Еще одно не менее яркое воспоминание: влекомый огромной толпой народа и вездесущими мальчишками, я оказался на базарной площади, непривычно наполненной народом. В центре внимания — полная седая дама. Она стоит на извозчичьей пролетке, на груди — огромный алый бант, на голове — шляпка с голубенькими финтифлюшками. Дама говорит громким голосом: «Господа солдаты! Идите на войну! Защищайте нашу родину! Не верьте большевикам!» Ее окружали и поддерживали полицейские. Потом я узнал, что это была не кто иная, как знаменитая эсерка, «бабушка» русской революции Екатерина Константиновна Брешко-Брешковская! В то время имя ее гремело громче, чем имена Троцкого, Сталина, да, пожалуй, и самого Ленина. Шел март 1917 года...

В Новониколаевске я окончил нулевой класс мужской гимназии, располагавшейся на главном проспекте (там теперь детская больница), а в 19-м мы уехали из города.

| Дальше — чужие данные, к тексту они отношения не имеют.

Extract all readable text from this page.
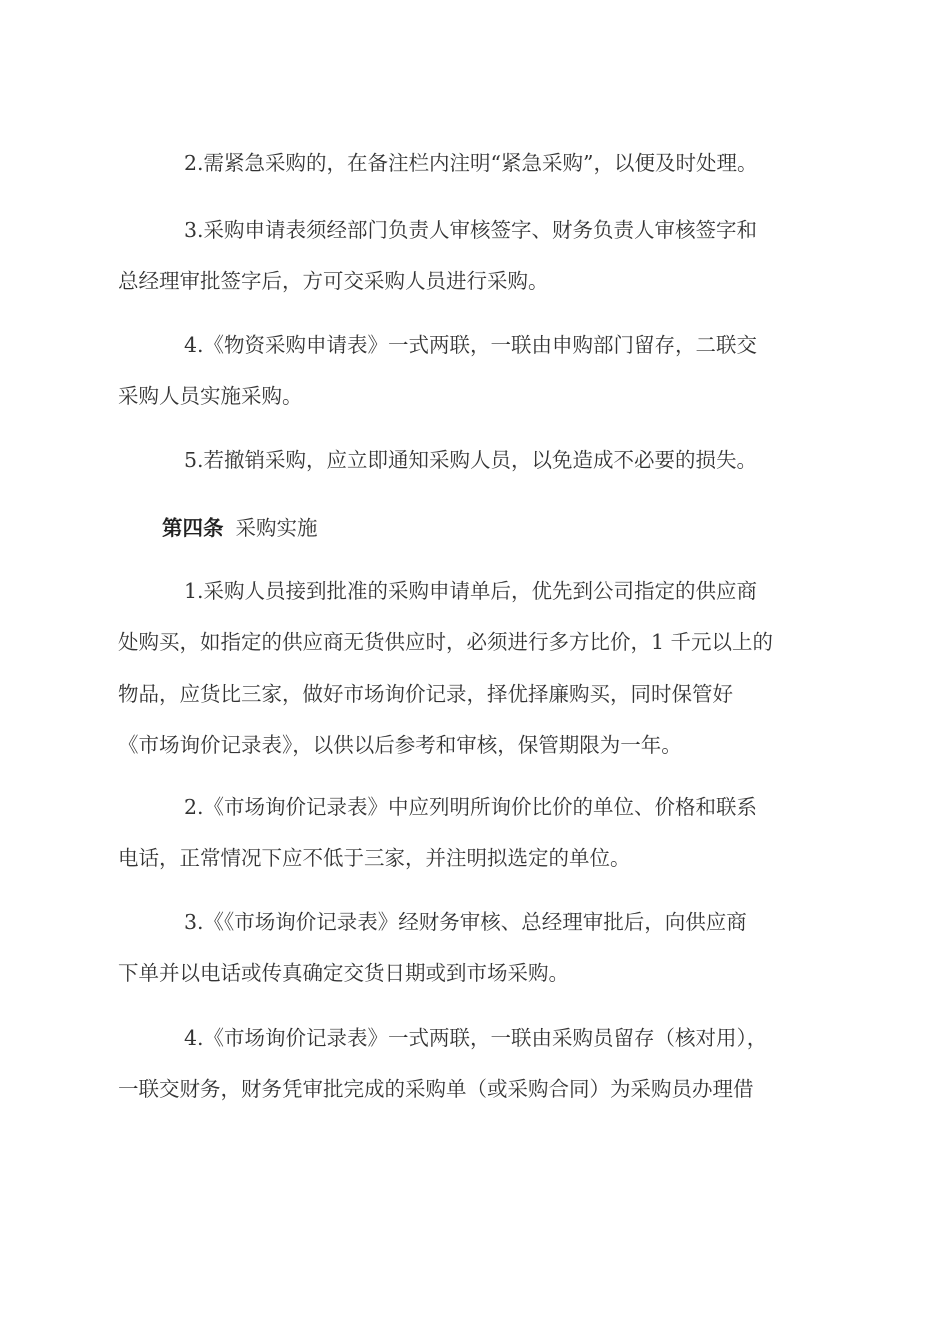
2.需紧急采购的，在备注栏内注明“紧急采购”，以便及时处理。

3.采购申请表须经部门负责人审核签字、财务负责人审核签字和
总经理审批签字后，方可交采购人员进行采购。

4.《物资采购申请表》一式两联，一联由申购部门留存，二联交
采购人员实施采购。

5.若撤销采购，应立即通知采购人员，以免造成不必要的损失。

第四条 采购实施

1.采购人员接到批准的采购申请单后，优先到公司指定的供应商
处购买，如指定的供应商无货供应时，必须进行多方比价，1 千元以上的
物品，应货比三家，做好市场询价记录，择优择廉购买，同时保管好
《市场询价记录表》，以供以后参考和审核，保管期限为一年。

2.《市场询价记录表》中应列明所询价比价的单位、价格和联系
电话，正常情况下应不低于三家，并注明拟选定的单位。

3.《《市场询价记录表》经财务审核、总经理审批后，向供应商
下单并以电话或传真确定交货日期或到市场采购。

4.《市场询价记录表》一式两联，一联由采购员留存（核对用），
一联交财务，财务凭审批完成的采购单（或采购合同）为采购员办理借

И лишь в 1932 году я, уже дипломированный специалист-лесовод, приехал в Новосибирск на важное совещание, организованное товарищами из Москвы. Жутковатым было впечатление от этой встречи: ведущие говорили о затаившихся апологетах капитализма на лесном фронте, о необходимости борьбы с реакционными течениями, о том, что старые профессора и их ученики — вредители. Началась непримиримая борьба с научным наследием, с книгами, с учеными и практиками. Я чуть было не попал под расстрел за то, что у меня на рабочем столе лежал справочник по тарифам, составленный «вредителем» Орловым. Время прошло, и теперь медаль, учрежденную в честь Орлова, мечтает получить каждый честолюбивый биолог.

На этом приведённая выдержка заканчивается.